Alveolar bone and tooth constructs
In the United States, more than 70 million adults are potential candidates for dental implants. Approximately 5 million implants are placed each year, and results in one failure every four minutes. Implant failure is a major concern because re-implantations are increasingly difficult. Funded by the Department of Defense’s Armed Forces Institute of Regenerative Medicine II, this project aims to develop bioresorbable scaffolds that promote alveolar bone and tooth formation using autologous and/or allogeneic dental progenitor cell populations. The research team at the NJCBM is developing biphasic scaffolds that are able to regenerate tissue interfaces, such as the interface between bone and teeth. The biphasic scaffolds are fabricated as a single scaffold with two distinct polymer layers, one that supports the growth of one tissue type (e.g., bone), and the other that supports the growth of another tissue type (e.g., tooth). In this way, a scaffold with two well-integrated, yet distinct regions is obtained. The zone of integration is well defined and discrete. The long-term objectives of this project are to demonstrate safety and efficacy in small and large animal models. This work is a collaboration between Joachim Kohn’s laboratory at the NJCBM and Pamela Yelick’s laboratory at Tufts University.

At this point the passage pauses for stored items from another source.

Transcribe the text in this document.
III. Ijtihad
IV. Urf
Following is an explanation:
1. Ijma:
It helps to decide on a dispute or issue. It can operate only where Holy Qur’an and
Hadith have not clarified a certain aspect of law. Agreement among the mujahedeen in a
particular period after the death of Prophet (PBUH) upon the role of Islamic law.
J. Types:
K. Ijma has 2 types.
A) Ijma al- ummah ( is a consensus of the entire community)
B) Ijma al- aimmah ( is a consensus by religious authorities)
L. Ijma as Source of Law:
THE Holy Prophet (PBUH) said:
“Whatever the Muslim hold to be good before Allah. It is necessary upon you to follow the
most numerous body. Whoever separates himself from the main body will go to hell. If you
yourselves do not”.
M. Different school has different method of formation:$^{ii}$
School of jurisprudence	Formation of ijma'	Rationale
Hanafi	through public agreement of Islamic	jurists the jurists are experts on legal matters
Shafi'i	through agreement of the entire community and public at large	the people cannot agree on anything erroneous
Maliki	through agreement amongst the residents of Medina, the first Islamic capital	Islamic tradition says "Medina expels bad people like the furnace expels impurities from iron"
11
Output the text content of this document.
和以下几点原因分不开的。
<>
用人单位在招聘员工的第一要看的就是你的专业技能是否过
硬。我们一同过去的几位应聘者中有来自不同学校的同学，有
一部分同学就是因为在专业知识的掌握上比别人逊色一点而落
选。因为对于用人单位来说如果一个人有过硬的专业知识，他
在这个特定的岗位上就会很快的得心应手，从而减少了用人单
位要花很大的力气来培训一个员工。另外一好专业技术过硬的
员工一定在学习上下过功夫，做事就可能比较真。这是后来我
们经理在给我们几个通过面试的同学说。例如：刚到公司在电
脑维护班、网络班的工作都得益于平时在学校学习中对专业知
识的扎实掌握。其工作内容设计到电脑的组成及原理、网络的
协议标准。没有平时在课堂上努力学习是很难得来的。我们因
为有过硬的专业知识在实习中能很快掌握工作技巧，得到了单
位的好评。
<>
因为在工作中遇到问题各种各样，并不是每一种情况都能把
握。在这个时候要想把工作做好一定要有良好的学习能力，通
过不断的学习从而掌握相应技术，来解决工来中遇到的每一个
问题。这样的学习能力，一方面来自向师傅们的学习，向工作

Spacial tethering of ligands within a single scaffold. (A-B) Confocal images of different fluorescent proteins tethered in a single scaffold forming a distinct interface, inset SEM in A shows pore structure.
Craniofacial and long bone defects
According to the American Association of Orthopaedic Surgeons, musculoskeletal conditions in the United States cost society more than $200 billion in medical care and lost productivity. Although orthopedic injuries in the civilian population are quite common, complex and extensive military combat-related orthopedic injuries (e.g., large gap defects) have increased the challenges of orthopedic treatment. Polymeric biomaterials have been successfully used in orthopedic applications, but are effective only as treatments for small bone defects (less than 3 cm). The team at the NJCBM aims to design, fabricate, and evaluate bioactive polymers to be used in polymer-based orthopedic devices that will speed healing of large bone defects (greater than 3 cm), while reducing both pain and medical costs. Funded by the Department of Defense’s Armed Forces Institute of Regenerative Medicine I and II, these projects aim to develop scaffolds for repairing large gaps in the cranium and long bones. These projects bring together leading academic and military research laboratories and clinicians, teams that combine world-class expertise in materials science, polymer chemistry, engineering, and biology. The research objectives of these projects are to demonstrate safety and efficacy in large animal bone defect models.
A) Photograph of tyrosine-derived polycarbonate bone regeneration scaffolds of varying dimensions fabricated by a combination of phase separation, freeze-drying, and salt-leaching. B) Scanning electron micrograph of tyrosine-derived polycarbonate bone regeneration scaffolds showing both macropores (for cell infiltration) and micropores (for diffusion and exchange of nutrients and waste).